Forward on climate, forward on the streets

03.12.2013 · Posted in Uncategorized

climate picture  On February 17th, 2013, approximately 40,000 people gathered on the mall in Washington D.C., coming from over 30 states, in order to protest the pending keystone XL pipeline. The pipeline is proposed to be 1,179-miles long, running from Southwestern Canada to Texas refineries. The KXL would be run by TransCanada, a leading North American energy infrastructure company, through the Athabasca oil sands region. It would carry tar sands extracted from the ground. Tar sands are the least efficient form of oil extraction. This is because the method requires a large amount of technological use but only produces a small amount of oil in return. Therefore, it does not sound like a economically feasible plan to begin with.

In a time of hard economic times, some say the pipeline is exactly what we need. The project would create approximately 40,000 temporary jobs while the construction is underway. Yet, once the pipeline is done, it will only need about 20 people to manage it. The project would secure oil deposits in American refineries, allowing the US a reliable source of oil. Oil independence is a topic that has been discussed time and time again, yet never seems to make progress.
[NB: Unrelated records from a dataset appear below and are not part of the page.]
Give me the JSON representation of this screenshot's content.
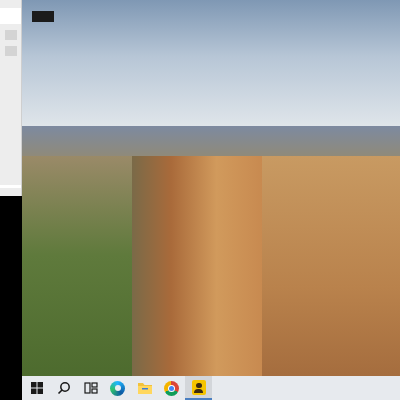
{
  "desktop": {
    "wallpaper": "photo"
  },
  "taskbar": {
    "items": [
      {
        "kind": "start",
        "selected": false
      },
      {
        "kind": "search",
        "selected": false
      },
      {
        "kind": "task-view",
        "selected": false
      },
      {
        "kind": "edge",
        "selected": false
      },
      {
        "kind": "file-explorer",
        "selected": false
      },
      {
        "kind": "chrome",
        "selected": false
      },
      {
        "kind": "app",
        "selected": true
      }
    ]
  }
}
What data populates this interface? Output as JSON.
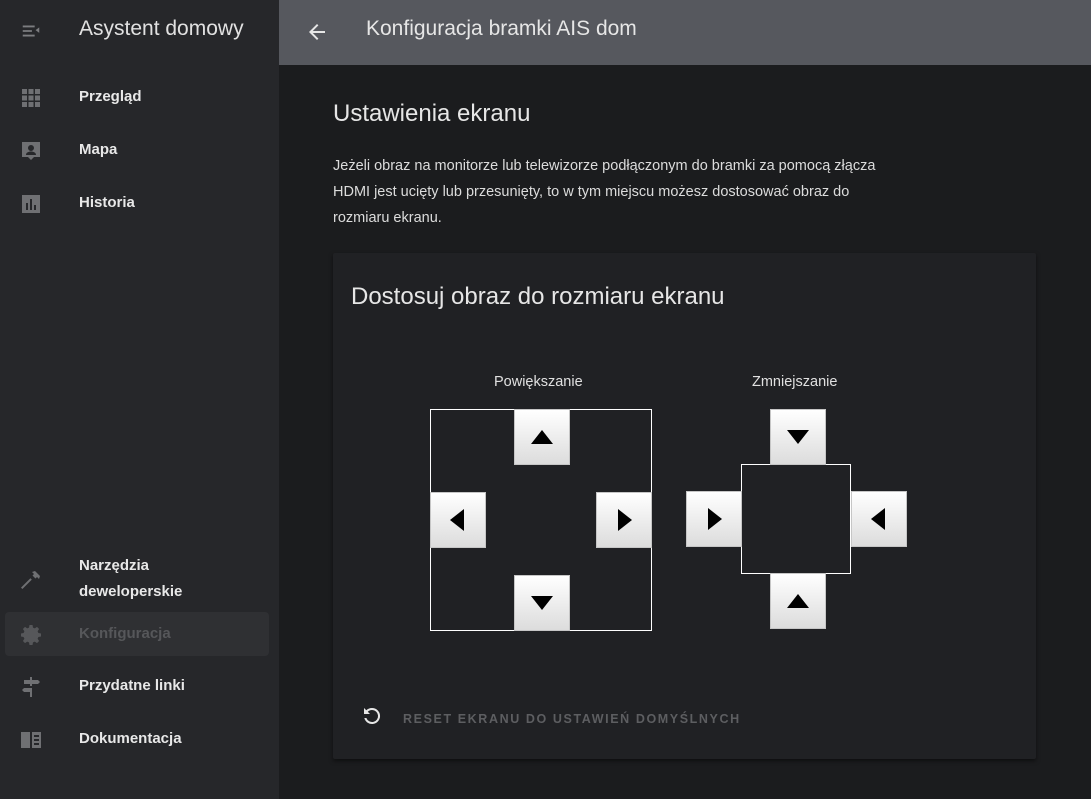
{
  "sidebar": {
    "title": "Asystent domowy",
    "items": [
      {
        "label": "Przegląd",
        "icon": "view-dashboard-icon"
      },
      {
        "label": "Mapa",
        "icon": "account-box-icon"
      },
      {
        "label": "Historia",
        "icon": "chart-box-icon"
      },
      {
        "label": "Narzędzia deweloperskie",
        "line1": "Narzędzia",
        "line2": "deweloperskie",
        "icon": "hammer-icon"
      },
      {
        "label": "Konfiguracja",
        "icon": "gear-icon",
        "active": true
      },
      {
        "label": "Przydatne linki",
        "icon": "signpost-icon"
      },
      {
        "label": "Dokumentacja",
        "icon": "book-open-icon"
      }
    ]
  },
  "topbar": {
    "title": "Konfiguracja bramki AIS dom"
  },
  "main": {
    "section_title": "Ustawienia ekranu",
    "section_desc": "Jeżeli obraz na monitorze lub telewizorze podłączonym do bramki za pomocą złącza HDMI jest ucięty lub przesunięty, to w tym miejscu możesz dostosować obraz do rozmiaru ekranu.",
    "card": {
      "title": "Dostosuj obraz do rozmiaru ekranu",
      "enlarge_label": "Powiększanie",
      "shrink_label": "Zmniejszanie",
      "reset_label": "RESET EKRANU DO USTAWIEŃ DOMYŚLNYCH"
    }
  },
  "colors": {
    "sidebar_bg": "#26272a",
    "topbar_bg": "#56585e",
    "page_bg": "#1b1c1e",
    "card_bg": "#202124",
    "active_item_bg": "#2f3033"
  }
}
Recently, the path of the pipeline through Nebraska’s environmentally sensitive area, Sandhills, was detoured in order to increase public support. Yet, there are still a lot of environmental problems with the project. One of the main and forefront issues is oil spills. As seen through past historical events, the process to obtain oil is not always the safest or cleanest. These types of events do happen. Yet, there is a fear that if there are spills, it could be detrimental to the ecosystem, wildlife, and humans around it. Water, air, and land pollution is not something to be taken lightly as it would be counterproductive to economic growth and future human survival.

The date of the final decision from President Obama is still unknown. Yet, according to 350 and journalists on, the situation is going to be reevaluated after the 45 day comment period after the supplemental environmental impact statement on the pipeline came out on March 1st.